A planned White House peace summit between the presidents of Serbia and Kosovo will be rescheduled after Kosovo's president was indicted for war crimes.

U.S. officials had hoped that Saturday's meeting between Kosovar President Hashim Thaci and Serbian President Aleksandar Vucic might help resolve decades-long conflicts between the countries. Thaci cancelled his plans to attend the summit after his indictment was made public on Wednesday, although the summit was initially expected to move forward with Kosovo Prime Minister Avdullah Hoti scheduled to attend.

On Thursday, Hoti announced he would not be attending the meeting due to "new developments" related to the indictment. Richard Grenell, who arranged the summit and is President Donald Trump's special envoy to Serbia and Kosovo, responded with a promise to hold the meeting at a later date.

"Thank you, Prime Minister Hoti," Grenell tweeted. "We understand your decision and we look forward to re-scheduling the meeting soon."

Thank you, Prime Minister Hoti. We understand your decision and we look forward to re-scheduling the meeting soon.

— Richard Grenell (@RichardGrenell) June 25, 2020

It is unclear when the postponed summit might take place. Grenell said that the U.S. approach to the peace talks was purely economic and "has always been to concentrate on jobs and the economy," without getting "involved in the politics" of Serbia and Kosovo.

Thaci's 10-count indictment by the specialist prosecutor's office at The Hague, was publicly revealed after he was accused of attempting to obstruct the investigation. He and several others, including Democratic Party of Kosovo leader Kadri Veseli, are accused of war crimes related to Kosovo's war with Serbia in the late 1990s.

Kosovar President Hashim Thaci
Kosovo's President Hashim Thaci has been accused of war crimes by a special prosecutor's office at The Hague. ARMEND NIMANI/AFP/Getty

Thaci, Veseli and the other suspects are alleged to be "criminally responsible for nearly 100 murders," with "hundreds of known victims" including political opponents and a host of ethnic minorities. A pretrial judge has six months to decide whether to confirm the charges or drop the case.

Kosovo, a former province of Serbia, declared its independence in 2008. The U.S. was one of the first of around 100 countries to recognize the country's sovereignty, which is not recognized by Serbia and remains a point of international contention.

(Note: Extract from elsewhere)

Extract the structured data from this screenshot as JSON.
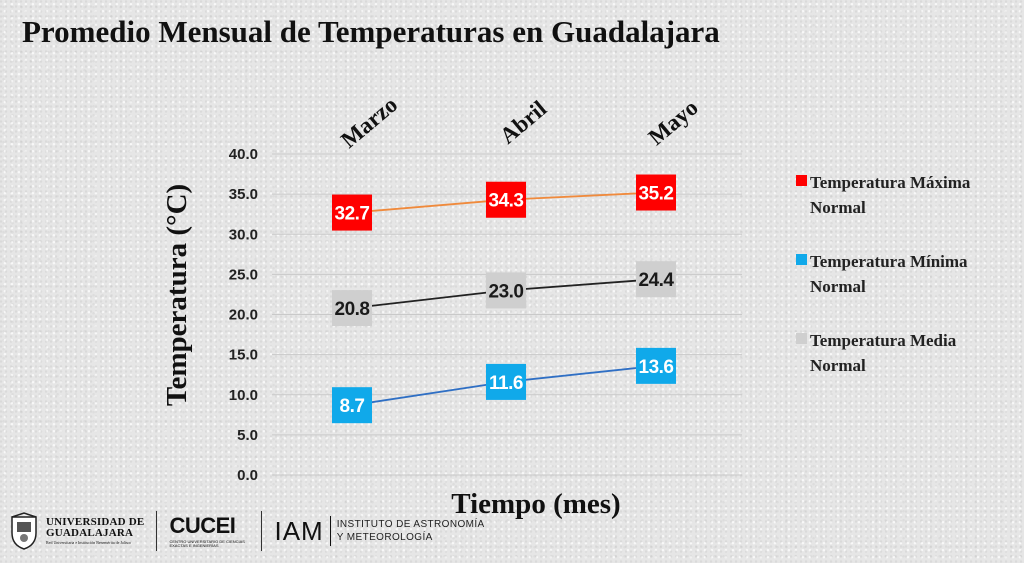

The Kosovo government issued a statement following the public disclosure of Thaci's indictment, defending the president's innocence and the country's war with Serbia.

"The Government of the Republic of Kosovo considers that no one should be considered guilty without a final decision by the Court," the statement read. "The war of the people of Kosovo and Kosovo Liberation Army was just and for its freedom and should therefore remain as the most important period of the country's history."

Newsweek reached out to Hoti's office for comment but did not receive a response in time for publication.